They gave me a box. (Kate Wallace, Junia Project)
Dispersed round about the New Testament, readers will find it difficult to not be confronted with seemingly straight-forward gender related statements that, as the author describes above, place the feminine side of humanity within a restricted box of confinement limiting their places of service within Christ’s Church.
Having spent the majority of my life within a specific denomination of Christianity, one with a very defined interpretation of these passages, it is a difficult thing for me to re-open my mind to the mounting challenges against traditional thoughts on these verses, for I try to keep in remembrance, history evidences that human nature is always questioning “Did God really say?”
With that acknowledged however, there are a growing number of persuading platforms for an egalitarian approach toward explaining that maybe Paul, as these verses are mostly from his letters, didn’t mean exactly what we assume he meant. A dabbling of these thoughts might be expressed in the following points.
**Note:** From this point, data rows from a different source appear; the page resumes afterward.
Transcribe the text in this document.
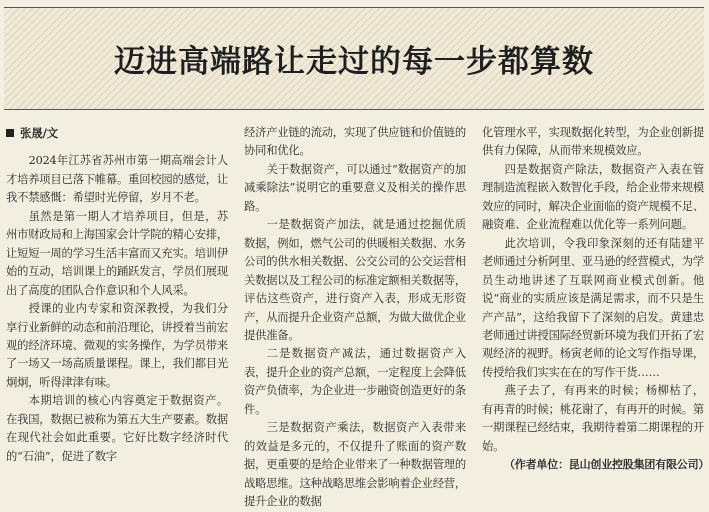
迈进高端路让走过的每一步都算数
张晟/文

2024年江苏省苏州市第一期高端会计人才培养项目已落下帷幕。重回校园的感觉，让我不禁感慨：希望时光停留，岁月不老。

虽然是第一期人才培养项目，但是，苏州市财政局和上海国家会计学院的精心安排，让短短一周的学习生活丰富而又充实。培训伊始的互动，培训课上的踊跃发言，学员们展现出了高度的团队合作意识和个人风采。

授课的业内专家和资深教授，为我们分享行业新鲜的动态和前沿理论，讲授着当前宏观的经济环境、微观的实务操作，为学员带来了一场又一场高质量课程。课上，我们都目光炯炯，听得津津有味。

本期培训的核心内容奠定于数据资产。在我国，数据已被称为第五大生产要素。数据在现代社会如此重要。它好比数字经济时代的“石油”，促进了数字

经济产业链的流动，实现了供应链和价值链的协同和优化。

关于数据资产，可以通过“数据资产的加减乘除法”说明它的重要意义及相关的操作思路。

一是数据资产加法，就是通过挖掘优质数据，例如，燃气公司的供暖相关数据、水务公司的供水相关数据、公交公司的公交运营相关数据以及工程公司的标准定额相关数据等，评估这些资产，进行资产入表，形成无形资产，从而提升企业资产总额，为做大做优企业提供准备。

二是数据资产减法，通过数据资产入表，提升企业的资产总额，一定程度上会降低资产负债率，为企业进一步融资创造更好的条件。

三是数据资产乘法，数据资产入表带来的效益是多元的，不仅提升了账面的资产数据，更重要的是给企业带来了一种数据管理的战略思维。这种战略思维会影响着企业经营，提升企业的数据

化管理水平，实现数据化转型，为企业创新提供有力保障，从而带来规模效应。

四是数据资产除法，数据资产入表在管理制造流程嵌入数智化手段，给企业带来规模效应的同时，解决企业面临的资产规模不足、融资难、企业流程难以优化等一系列问题。

此次培训，令我印象深刻的还有陆建平老师通过分析阿里、亚马逊的经营模式，为学员生动地讲述了互联网商业模式创新。他说“商业的实质应该是满足需求，而不只是生产产品”，这给我留下了深刻的启发。黄建忠老师通过讲授国际经贸新环境为我们开拓了宏观经济的视野。杨寅老师的论文写作指导课，传授给我们实实在在的写作干货……

燕子去了，有再来的时候；杨柳枯了，有再青的时候；桃花谢了，有再开的时候。第一期课程已经结束，我期待着第二期课程的开始。

（作者单位：昆山创业控股集团有限公司）
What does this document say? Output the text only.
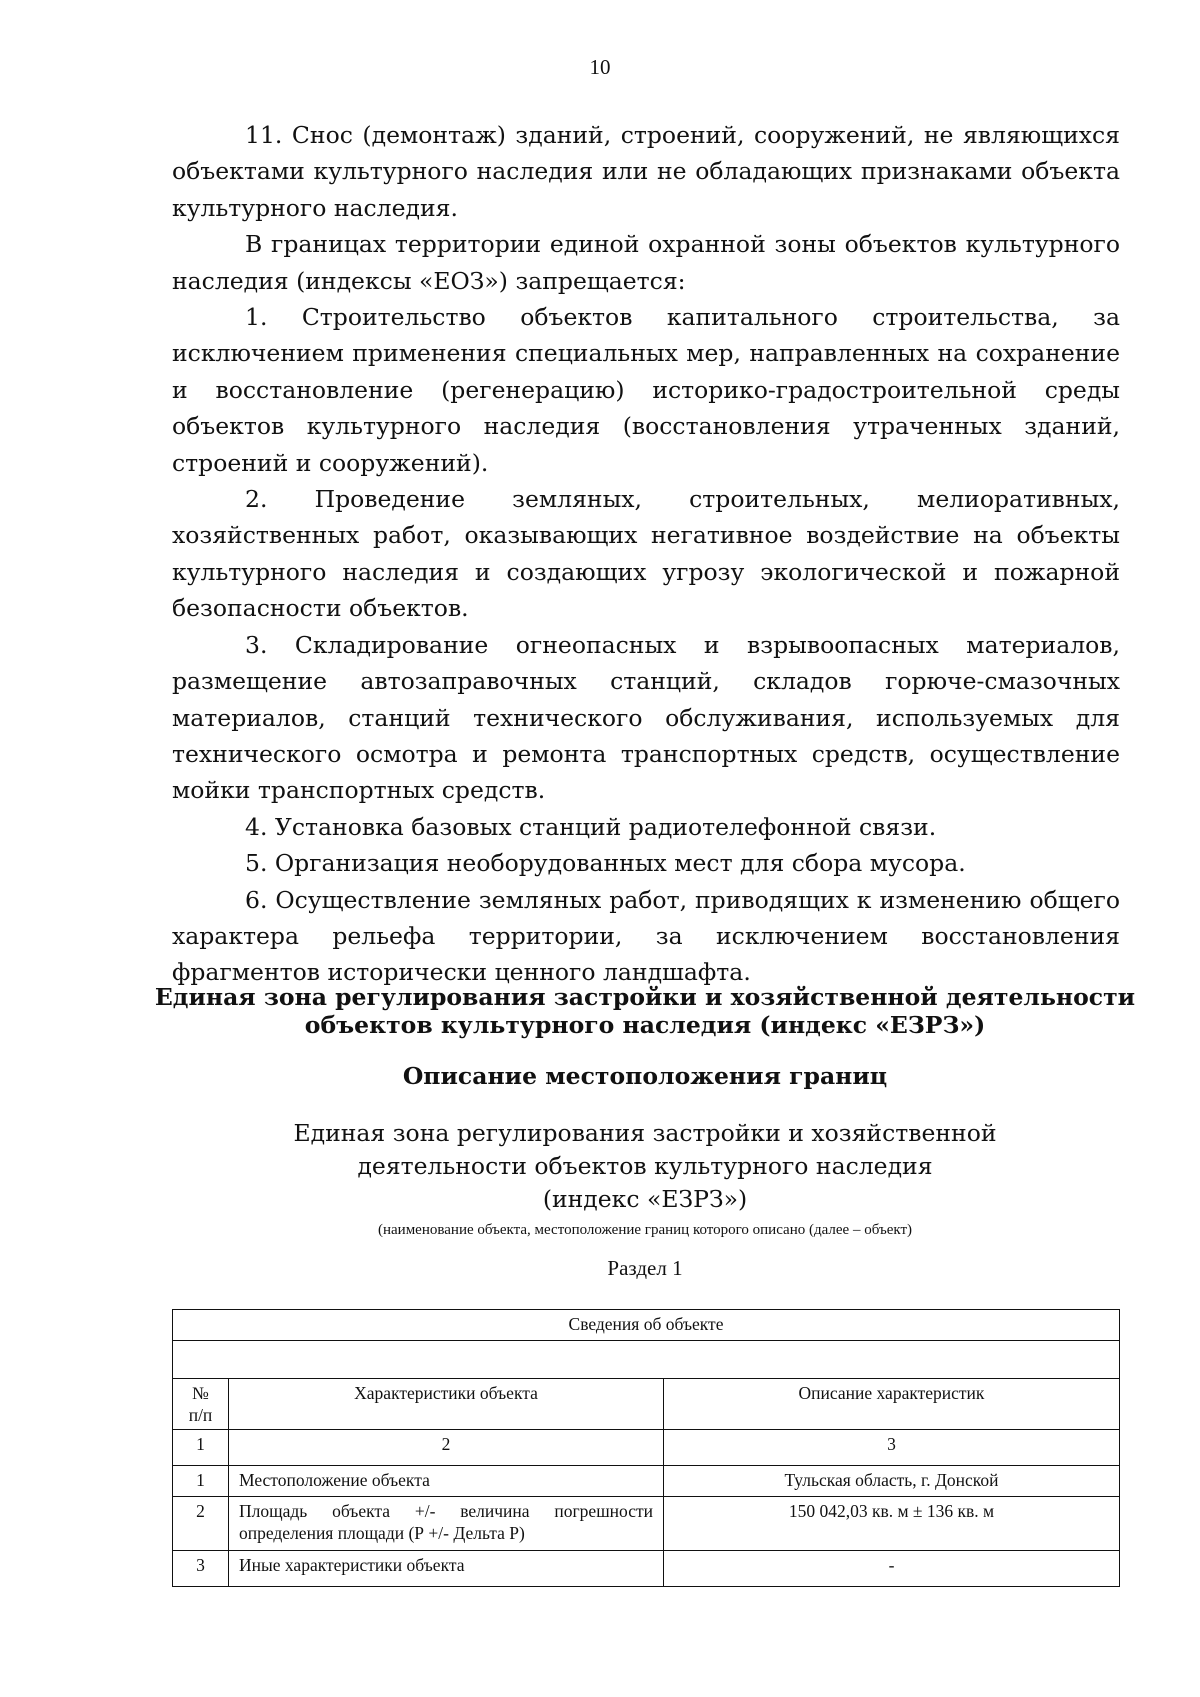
10

11. Снос (демонтаж) зданий, строений, сооружений, не являющихся объектами культурного наследия или не обладающих признаками объекта культурного наследия.

В границах территории единой охранной зоны объектов культурного наследия (индексы «ЕОЗ») запрещается:

1. Строительство объектов капитального строительства, за исключением применения специальных мер, направленных на сохранение и восстановление (регенерацию) историко-градостроительной среды объектов культурного наследия (восстановления утраченных зданий, строений и сооружений).

2. Проведение земляных, строительных, мелиоративных, хозяйственных работ, оказывающих негативное воздействие на объекты культурного наследия и создающих угрозу экологической и пожарной безопасности объектов.

3. Складирование огнеопасных и взрывоопасных материалов, размещение автозаправочных станций, складов горюче-смазочных материалов, станций технического обслуживания, используемых для технического осмотра и ремонта транспортных средств, осуществление мойки транспортных средств.

4. Установка базовых станций радиотелефонной связи.

5. Организация необорудованных мест для сбора мусора.

6. Осуществление земляных работ, приводящих к изменению общего характера рельефа территории, за исключением восстановления фрагментов исторически ценного ландшафта.

Единая зона регулирования застройки и хозяйственной деятельности
объектов культурного наследия (индекс «ЕЗРЗ»)
Описание местоположения границ
Единая зона регулирования застройки и хозяйственной
деятельности объектов культурного наследия
(индекс «ЕЗРЗ»)
(наименование объекта, местоположение границ которого описано (далее – объект)
Раздел 1
Сведения об объекте		

№
п/п	Характеристики объекта	Описание характеристик
1	2	3
1	Местоположение объекта	Тульская область, г. Донской
2	Площадь объекта +/- величина погрешности определения площади (Р +/- Дельта Р)	150 042,03 кв. м ± 136 кв. м
3	Иные характеристики объекта	-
1. Woman was created from the side of man to obviously walk with him, not behind. It is not until the fall that we hear the words, “he shall rule over you.” In Jesus’ kingdom, the curse is meant to be remedied.
2. Paul’s Corinthian letters are written as a series of responses to contentions this community had asked him to resolve. It is difficult to determine when he is quoting their questions and when he is giving them his answers. With a little effort it is not beyond reason to assign the gender statements to the questioners, and then as some suggest, the responses Paul gives take on a differing meaning.
3. Paul could have been singling out unlearned women who were disrupting the worship services when he penned words to the Corinthians and to Timothy. This thought is solidified by showing women are portrayed in Scripture as having leadership roles and in their teaching of both women and men.
4. Through most of history, it has predominantly been in the hands of men to determine the status of women. As earlier mentioned, this reality was established in the curse after the fall. Because of this, it is only fair to remember that until very recently it was men alone who translated the texts of Scripture. It is not far-reaching to suggest some gender-bias played its hand into the work.
Of course these are brief points with little explanation, but the resources for further examination exist. I think though that many will refrain from investigating for the same reasons as I did for so long a time.
We remain creatures of presuppositions and tradition.
The purpose of my parakeet series is not so much to stand with or even against either side, but to learn to be eager to lend an ear, to find value in dialogue, even when in disagreement, and to refuse to force anyone unwillingly into a box. I close by admitting that I am coming to appreciate some very different while viable approaches to certain texts that maybe aren’t so clear-cut after all.
For further reading consider, The Junia Project, The Blue Parakeet, Junia is not Alone, What Paul Really Said About Women, How I Changed My Mind About Women in Leadership, Because of the Angels, and a commentary (not only for this topic) I recommend highly by Kenneth Bailey, Paul Through Mediterranean Eyes.